I’ve got to make sure I really did it. Weird.’
They sat there for a few moments longer. People walking through the park glanced at them then looked away. A woman stared; the boy made a lewd face at her and she hurried on. Lucy stood up quickly, hoisting her backpack.
‘I’ve got to go. And I’ve got to see Graeme as well, I promised him I’d go and see him. He said to me last night, you know, if your courage fails you, don’t worry. You just come back here to me anyway and we’ll talk and we’ll see where we go from there. Well, I am. He’s got to tell me this is okay.’
‘Oh yeah, and it’s got nothing to do with him —’
‘You don’t understand it.’
‘I don’t want to. You didn’t have to do this. You shouldn’t have, Luce. You’re the one who gets to live with it, not him. You know, for the rest of your life, when you wake up in the morning, you’re always going to know you did this. But he’s not. He’s just going to lie there and jerk himself off and not give a shit. Anyway, it’s too fucking dangerous. They put you away for ever for things like this.’

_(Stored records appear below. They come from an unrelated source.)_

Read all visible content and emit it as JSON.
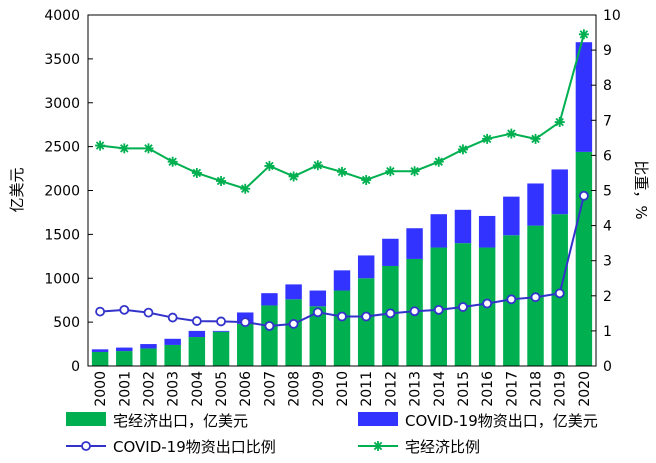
{
  "chart_data": {
    "type": "bar",
    "categories": [
      "2000",
      "2001",
      "2002",
      "2003",
      "2004",
      "2005",
      "2006",
      "2007",
      "2008",
      "2009",
      "2010",
      "2011",
      "2012",
      "2013",
      "2014",
      "2015",
      "2016",
      "2017",
      "2018",
      "2019",
      "2020"
    ],
    "series": [
      {
        "name": "宅经济出口，亿美元",
        "kind": "stacked-bar",
        "axis": "left",
        "color": "#00b050",
        "values": [
          160,
          170,
          200,
          240,
          330,
          390,
          480,
          690,
          760,
          680,
          860,
          1000,
          1140,
          1220,
          1350,
          1400,
          1350,
          1490,
          1600,
          1730,
          2440
        ]
      },
      {
        "name": "COVID-19物资出口，亿美元",
        "kind": "stacked-bar",
        "axis": "left",
        "color": "#3333ff",
        "values": [
          30,
          40,
          50,
          70,
          70,
          10,
          130,
          140,
          170,
          180,
          230,
          260,
          310,
          350,
          380,
          380,
          360,
          440,
          480,
          510,
          1250
        ]
      },
      {
        "name": "COVID-19物资出口比例",
        "kind": "line",
        "marker": "circle",
        "axis": "right",
        "color": "#3333cc",
        "values": [
          1.55,
          1.6,
          1.52,
          1.38,
          1.28,
          1.27,
          1.25,
          1.14,
          1.2,
          1.53,
          1.41,
          1.41,
          1.5,
          1.56,
          1.6,
          1.68,
          1.78,
          1.9,
          1.96,
          2.07,
          4.85
        ]
      },
      {
        "name": "宅经济比例",
        "kind": "line",
        "marker": "star",
        "axis": "right",
        "color": "#00b050",
        "values": [
          6.28,
          6.2,
          6.2,
          5.82,
          5.5,
          5.27,
          5.05,
          5.7,
          5.4,
          5.72,
          5.53,
          5.3,
          5.55,
          5.55,
          5.82,
          6.17,
          6.47,
          6.62,
          6.47,
          6.95,
          9.45
        ]
      }
    ],
    "ylabel": "亿美元",
    "y2label": "比重，%",
    "ylim": [
      0,
      4000
    ],
    "yticks": [
      0,
      500,
      1000,
      1500,
      2000,
      2500,
      3000,
      3500,
      4000
    ],
    "y2lim": [
      0,
      10
    ],
    "y2ticks": [
      0,
      1,
      2,
      3,
      4,
      5,
      6,
      7,
      8,
      9,
      10
    ],
    "grid": false,
    "legend": {
      "position": "bottom",
      "entries": [
        "宅经济出口，亿美元",
        "COVID-19物资出口，亿美元",
        "COVID-19物资出口比例",
        "宅经济比例"
      ]
    }
  }
}
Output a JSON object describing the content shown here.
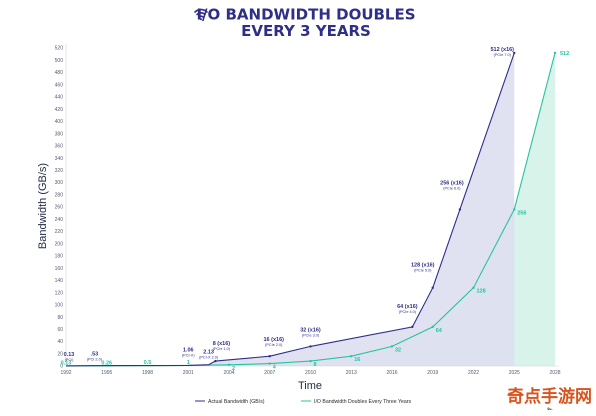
{
  "chart_data": {
    "type": "line",
    "title_line1": "I/O BANDWIDTH DOUBLES",
    "title_line2": "EVERY 3 YEARS",
    "xlabel": "Time",
    "ylabel": "Bandwidth (GB/s)",
    "x_ticks": [
      "1992",
      "1995",
      "1998",
      "2001",
      "2004",
      "2007",
      "2010",
      "2013",
      "2016",
      "2019",
      "2022",
      "2025",
      "2028"
    ],
    "y_ticks": [
      0,
      20,
      40,
      60,
      80,
      100,
      120,
      140,
      160,
      180,
      200,
      220,
      240,
      260,
      280,
      300,
      320,
      340,
      360,
      380,
      400,
      420,
      440,
      460,
      480,
      500,
      520
    ],
    "xlim": [
      1992,
      2028
    ],
    "ylim": [
      0,
      520
    ],
    "grid": false,
    "legend_position": "bottom-center",
    "series": [
      {
        "name": "Actual Bandwidth (GB/s)",
        "color": "#2e2f86",
        "fill": "#dedff0",
        "points": [
          {
            "x": 1992,
            "y": 0.13,
            "label": "0.13",
            "sub": "(PCI)"
          },
          {
            "x": 1993.5,
            "y": 0.53,
            "label": ".53",
            "sub": "(PCI 2.0)"
          },
          {
            "x": 2001,
            "y": 1.06,
            "label": "1.06",
            "sub": "(PCI-X)"
          },
          {
            "x": 2002.5,
            "y": 2.13,
            "label": "2.13",
            "sub": "(PCI-X 2.0)"
          },
          {
            "x": 2003,
            "y": 8,
            "label": "8 (x16)",
            "sub": "(PCIe 1.0)"
          },
          {
            "x": 2007,
            "y": 16,
            "label": "16 (x16)",
            "sub": "(PCIe 2.0)"
          },
          {
            "x": 2010,
            "y": 32,
            "label": "32 (x16)",
            "sub": "(PCIe 3.0)"
          },
          {
            "x": 2017.5,
            "y": 64,
            "label": "64 (x16)",
            "sub": "(PCIe 4.0)"
          },
          {
            "x": 2019,
            "y": 128,
            "label": "128 (x16)",
            "sub": "(PCIe 5.0)"
          },
          {
            "x": 2021,
            "y": 256,
            "label": "256 (x16)",
            "sub": "(PCIe 6.0)"
          },
          {
            "x": 2025,
            "y": 512,
            "label": "512 (x16)",
            "sub": "(PCIe 7.0)"
          }
        ]
      },
      {
        "name": "I/O Bandwidth Doubles Every Three Years",
        "color": "#27c4a0",
        "fill": "#d7f3ea",
        "points": [
          {
            "x": 1992,
            "y": 0.13,
            "label": "0.13"
          },
          {
            "x": 1995,
            "y": 0.26,
            "label": "0.26"
          },
          {
            "x": 1998,
            "y": 0.5,
            "label": "0.5"
          },
          {
            "x": 2001,
            "y": 1,
            "label": "1"
          },
          {
            "x": 2004,
            "y": 2,
            "label": "2"
          },
          {
            "x": 2007,
            "y": 4,
            "label": "4"
          },
          {
            "x": 2010,
            "y": 8,
            "label": "8"
          },
          {
            "x": 2013,
            "y": 16,
            "label": "16"
          },
          {
            "x": 2016,
            "y": 32,
            "label": "32"
          },
          {
            "x": 2019,
            "y": 64,
            "label": "64"
          },
          {
            "x": 2022,
            "y": 128,
            "label": "128"
          },
          {
            "x": 2025,
            "y": 256,
            "label": "256"
          },
          {
            "x": 2028,
            "y": 512,
            "label": "512"
          }
        ]
      }
    ]
  },
  "watermark": {
    "text": "奇点手游网",
    "color": "#d9531e"
  },
  "icons": {
    "title_icon": "wifi-icon"
  }
}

There was a silence in which they looked at each other.
‘No,’ she said, ‘it wasn’t Graeme. It’s me. All right? It’s me.’
‘ It fucking is not! ’
The boy threw his own cigarette on the ground. She looked around, not knowing what to say. For the first time, she thought she might cry.
‘When am I going to see you next?’ he asked.
‘Later on. This evening. I’ll see Graeme and I’ll come by Wheelo’s later. I might sleep there if that’s okay.’
‘Yeah, that’s okay. I’ll see you there. I’m not going back to the refuge now. There’s no way I’m going to stay at Preacher Graeme’s community fucking refuge ever again after this. I don’t care if I am supposed to be living there. I don’t care what you say about him, that guy just fucking scares me so much, I don’t like going near him anyway. But I am never going anywhere near him again after this. You shouldn’t have let him do this to you, Luce. Not ever.’ He was shaking his head angrily. ‘You promise me you’ll be there tonight?’
‘Yeah, I promise.’
‘Okay.’
He rubbed his face. The anger had gone out of his voice, now he was only sad.
‘Fuck you, Luce, the things you do. You be there. We’ve got to work out what we’re going to do now.’